Screen Shot 2019-07-03 at 9 17 41 AM

douglaswsilva commented 5 years ago

This is my current cartfile.resolved, since I'm testing with Swift 5 now:

binary "https://code.videolan.org/videolan/VLCKit/raw/master/Packaging/MobileVLCKit.json" "3.1.4"
binary "https://s3.eu-central-1.amazonaws.com/dronecode-sdk/backend.json" "0.18.1"
github "Dronecode/DronecodeSDK-Swift" "af1b3cf64f30c6407542391b72645e2f0a41df05"
github "ReactiveX/RxSwift" "5.0.1"
github "jonasvautherin/grpc-swift" "820730e24b9cf035b2889b30d2fe87411e041720"

Let me know if you need anything else. :)

JonasVautherin commented 5 years ago

Note: they are building from the move-to-mavsdk-server branch, which is my work in progress following the renaming to MAVSDK :innocent:.

JonasVautherin commented 5 years ago

I could reproduce on Pixhawk 4 and on an old H520, and not on SITL, as @douglaswsilva observed.

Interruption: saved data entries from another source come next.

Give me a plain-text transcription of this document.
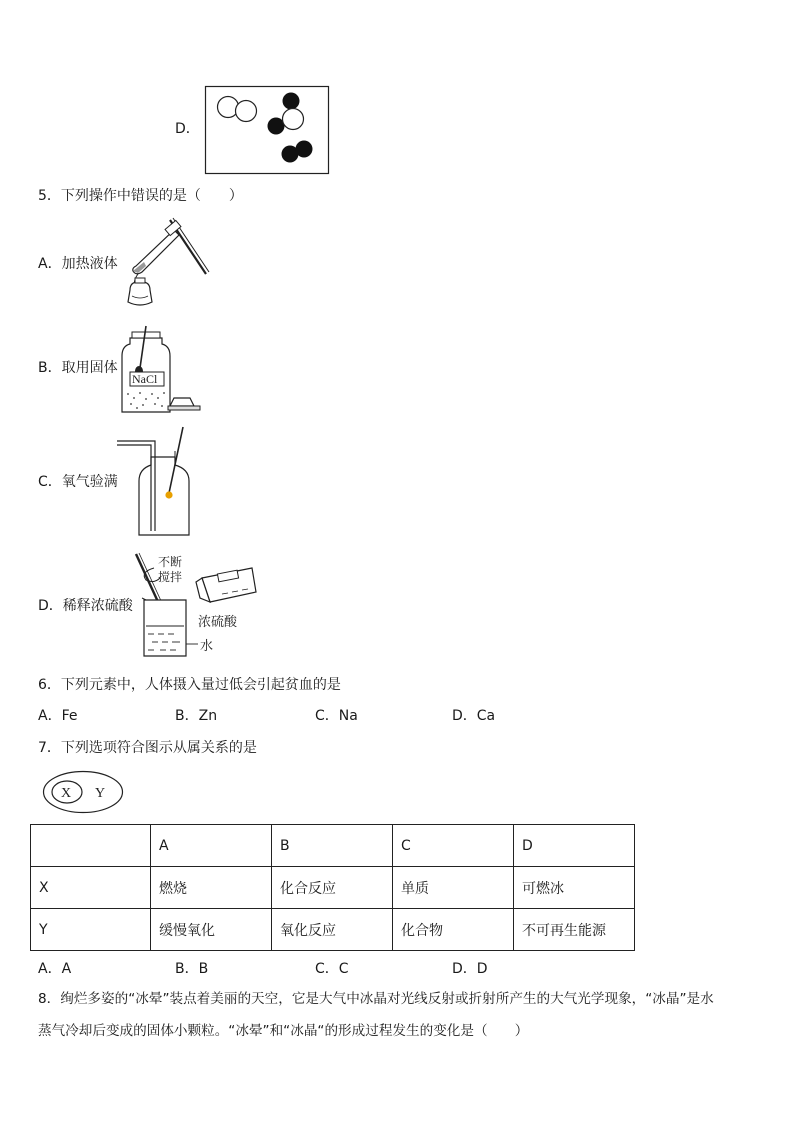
D．
5．下列操作中错误的是（　　）
A．加热液体
B．取用固体
NaCl
C．氧气验满
D．稀释浓硫酸
不断
搅拌
水
浓硫酸
6．下列元素中，人体摄入量过低会引起贫血的是
A．Fe	B．Zn	C．Na	D．Ca
7．下列选项符合图示从属关系的是
X Y
	A	B	C	D
X	燃烧	化合反应	单质	可燃冰
Y	缓慢氧化	氧化反应	化合物	不可再生能源
A．A	B．B	C．C	D．D
8．绚烂多姿的“冰晕”装点着美丽的天空，它是大气中冰晶对光线反射或折射所产生的大气光学现象，“冰晶”是水
蒸气冷却后变成的固体小颗粒。“冰晕”和“冰晶“的形成过程发生的变化是（　　）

I reproduced running the Swift example app, both on the iOS simulator and on an iPad.

I could not reproduce in a (somewhat simpler) example in Python (running a mission while printing all the position, ground_speed_ned and gps_info messages), which suggests it may not come from mavsdk_server but rather from the Swift side.

Because I don't remember changing anything in the Swift code, I would guess it may come from the new version of grpc-swift (from 0.9 on). Maybe something changed and we should handle the streams a bit differently :thinking:.

First thing that comes to my mind is this change that I needed when moving to Swift 5. I don't believe it is the cause because I think @douglaswsilva was experiencing this bug before I started working on that branch.

@douglaswsilva or @byuarus: could you comment on that change (here), just to make sure it is not obviously wrong?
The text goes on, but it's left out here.